# Launching Vape King Branch Parkwood!



## Gizmo (12/1/15)

We are very proud to announce our second official branch! Vape King Parkwood will be launching tomorrow at 9:00AM

Map Location - https://www.google.co.za/maps/place...1s0x1e950c88c90c9b51:0x73ab56c075879386?hl=en

Parkwood has the full range of Vape King products, its located near The Parks, Rosebank, Craighall, Dunkeld, Hyde Park, Killarney, Melville etc.

Vape King Parkwood also has the same loyalty points program for our dedicated customers. Come on through!

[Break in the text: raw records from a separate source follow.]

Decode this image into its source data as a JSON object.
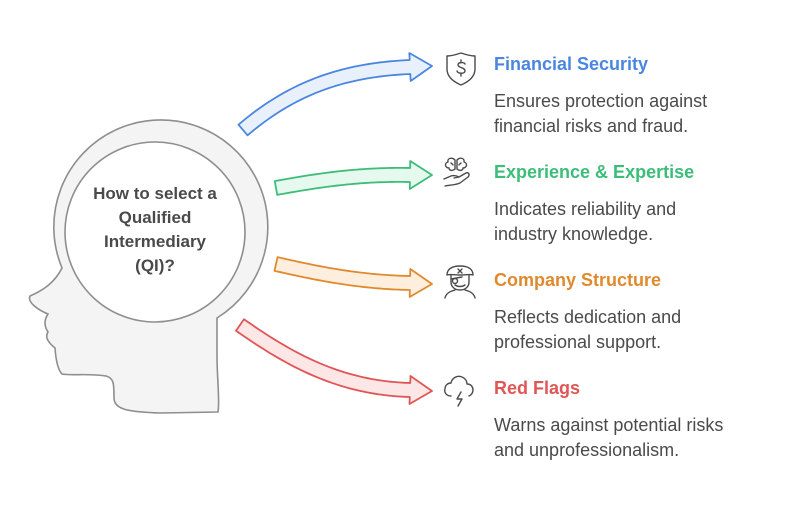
{
  "center": {
    "lines": [
      "How to select a",
      "Qualified",
      "Intermediary",
      "(QI)?"
    ]
  },
  "colors": {
    "blue": "#4a86e0",
    "green": "#3cbd78",
    "orange": "#e08a2e",
    "red": "#e05656",
    "text": "#4a4a4a",
    "head_fill": "#f4f4f4",
    "head_stroke": "#8e8e8e"
  },
  "items": [
    {
      "title": "Financial Security",
      "description": [
        "Ensures protection against",
        "financial risks and fraud."
      ],
      "icon": "shield-dollar-icon",
      "color": "#4a86e0"
    },
    {
      "title": "Experience & Expertise",
      "description": [
        "Indicates reliability and",
        "industry knowledge."
      ],
      "icon": "brain-hand-icon",
      "color": "#3cbd78"
    },
    {
      "title": "Company Structure",
      "description": [
        "Reflects dedication and",
        "professional support."
      ],
      "icon": "pirate-icon",
      "color": "#e08a2e"
    },
    {
      "title": "Red Flags",
      "description": [
        "Warns against potential risks",
        "and unprofessionalism."
      ],
      "icon": "storm-cloud-icon",
      "color": "#e05656"
    }
  ]
}
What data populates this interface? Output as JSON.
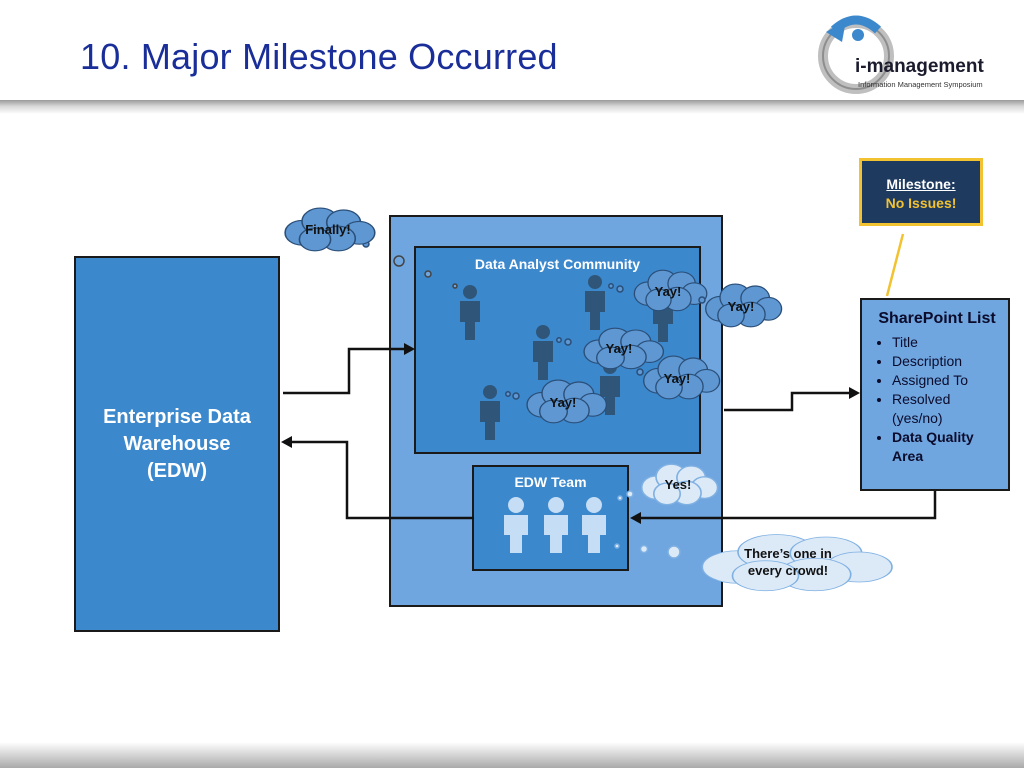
{
  "slide": {
    "title": "10. Major Milestone Occurred"
  },
  "logo": {
    "main_text": "i-management",
    "sub_text": "Information Management Symposium"
  },
  "diagram": {
    "edw_box": "Enterprise Data Warehouse (EDW)",
    "analyst_community": "Data Analyst Community",
    "edw_team": "EDW Team",
    "sharepoint": {
      "title": "SharePoint List",
      "fields": [
        "Title",
        "Description",
        "Assigned To",
        "Resolved (yes/no)",
        "Data Quality Area"
      ]
    },
    "milestone": {
      "label": "Milestone:",
      "status": "No Issues!"
    },
    "clouds": {
      "finally": "Finally!",
      "yay_1": "Yay!",
      "yay_2": "Yay!",
      "yay_3": "Yay!",
      "yay_4": "Yay!",
      "yay_5": "Yay!",
      "yes": "Yes!",
      "crowd": "There’s one in every crowd!"
    }
  },
  "colors": {
    "title": "#1a2e9a",
    "box_blue": "#3c88cd",
    "light_blue": "#6fa6e0",
    "cloud_fill": "#5e97d2",
    "cloud_light": "#dceaf8",
    "person_dark": "#2f5679",
    "person_light": "#c5ddf5",
    "milestone_border": "#f2c230",
    "milestone_bg": "#1f3a5f"
  }
}
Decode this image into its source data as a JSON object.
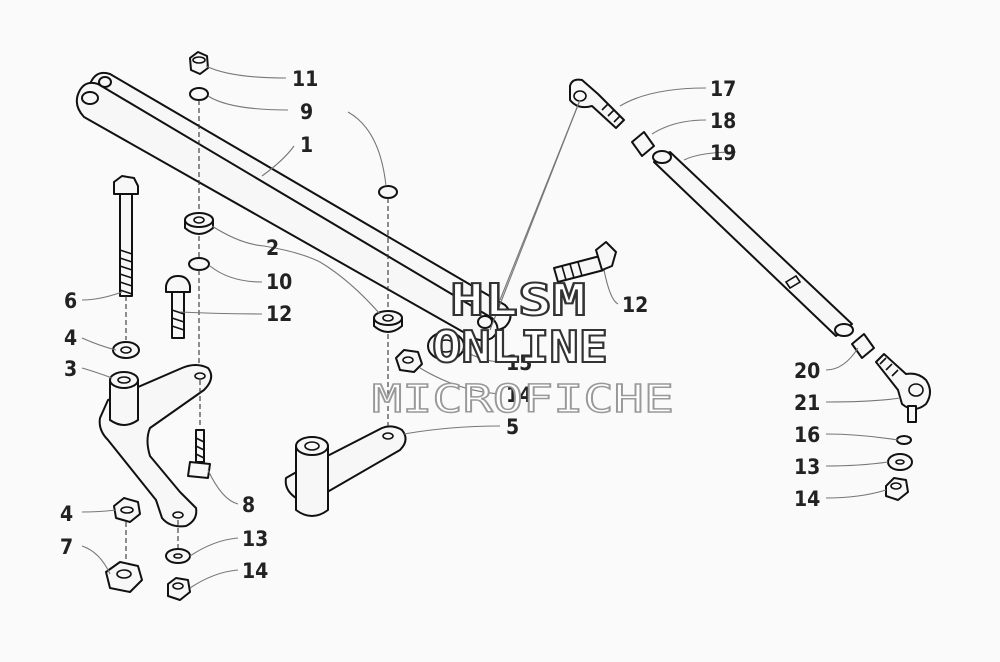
{
  "callouts": [
    "11",
    "9",
    "1",
    "2",
    "10",
    "12",
    "6",
    "4",
    "3",
    "8",
    "13",
    "14",
    "4",
    "7",
    "5",
    "15",
    "14",
    "12",
    "17",
    "18",
    "19",
    "20",
    "21",
    "16",
    "13",
    "14"
  ],
  "watermark": {
    "line1": "HLSM",
    "line2": "ONLINE",
    "line3": "MICROFICHE"
  }
}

Opening Specials Include ( one day only )


TopQ E-Liquid 10ML @ R45
Osiris Dual Kits @ 550

iSticks @ 600

Reactions: Like 7 | Winner 4


----------



## Ollie (12/1/15)

Awesome guys... Well done!

Reactions: Like 1


----------



## Rob Fisher (12/1/15)

Awesome! Best of luck! 

You guys stocking TopQ juices again?


----------



## Silver (13/1/15)

Great going @Gizmo
Wishing you all the best with it!

Reactions: Like 1


----------



## Stroodlepuff (13/1/15)

Rob Fisher said:


> Awesome! Best of luck!
> 
> You guys stocking TopQ juices again?



Not really  It is excess stock Warrens brother had from when we were supplying some of the shops in Klerksdorp.

Reactions: Like 2


----------